From never seeing a baby bird to 2 seconds later ready to instinctively care for  and feed it, that just blows my mind. I helped her open a quail and we co-fed the little chick together. This little guy is going to get spoiled since there is no competition and lots of food! It coughed up a nice feather-filled casting before really eating. It was cool to see my bird’s mothering instincts kick in. She would tear off a piece of food and if it was too big or possibly too irresistible she would swallow it and try again until she had the right sized piece.


Then she would delicately turn her head sideways so the chick could use its beak to interlock  with hers  and scrape the food into its hungry gape. I left the sterile eggs in there so It was comical to see her transition from sitting on eggs for the past month and having the perfect nest pocket for her … to now incorporate the chick. She was funny to watch. She would settle and be content until the chick moved…eggs don’t do that! She was almost confused. But she soon figured it out. I should take out her eggs soon but I feel it is a more gradual transition with them in J.
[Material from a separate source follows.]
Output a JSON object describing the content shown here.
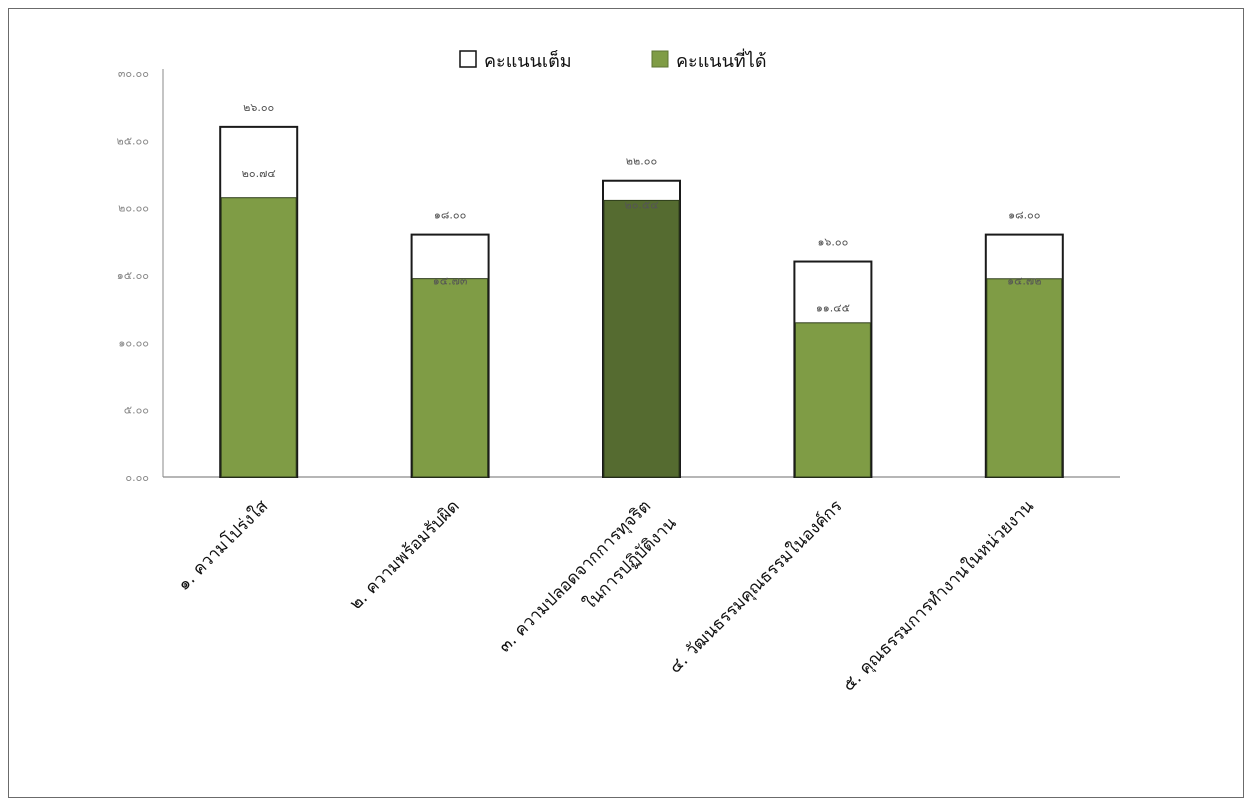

Sometimes anthropomorphizing is great.

I wanted just to have her get some experience raising a baby hawk. I am not sure what I want to do with the little accip, thinking I may just go in there and keep it tame but use her to feed it, so no food association with me but since I can pet her and pick up eggs help feed and my Gos doesn’t care if other people go in the chamber either I think this will be a great way to have both birds get some good experience while I don’t have to feed it every 4 hours or keep it warm like an imprint gos… the little thing is so funny because it is on a much different scale than the Finnish goshawk. It is just on the point of trying to stand up some of the time.



How old do you think it is? 10 days or so?


I hope everything is going well with you. Can’t wait to be hunting again soon.


Glad I have something to watch while I study and am in clinic this summer. You can just see her new decks about ¾ of the way in.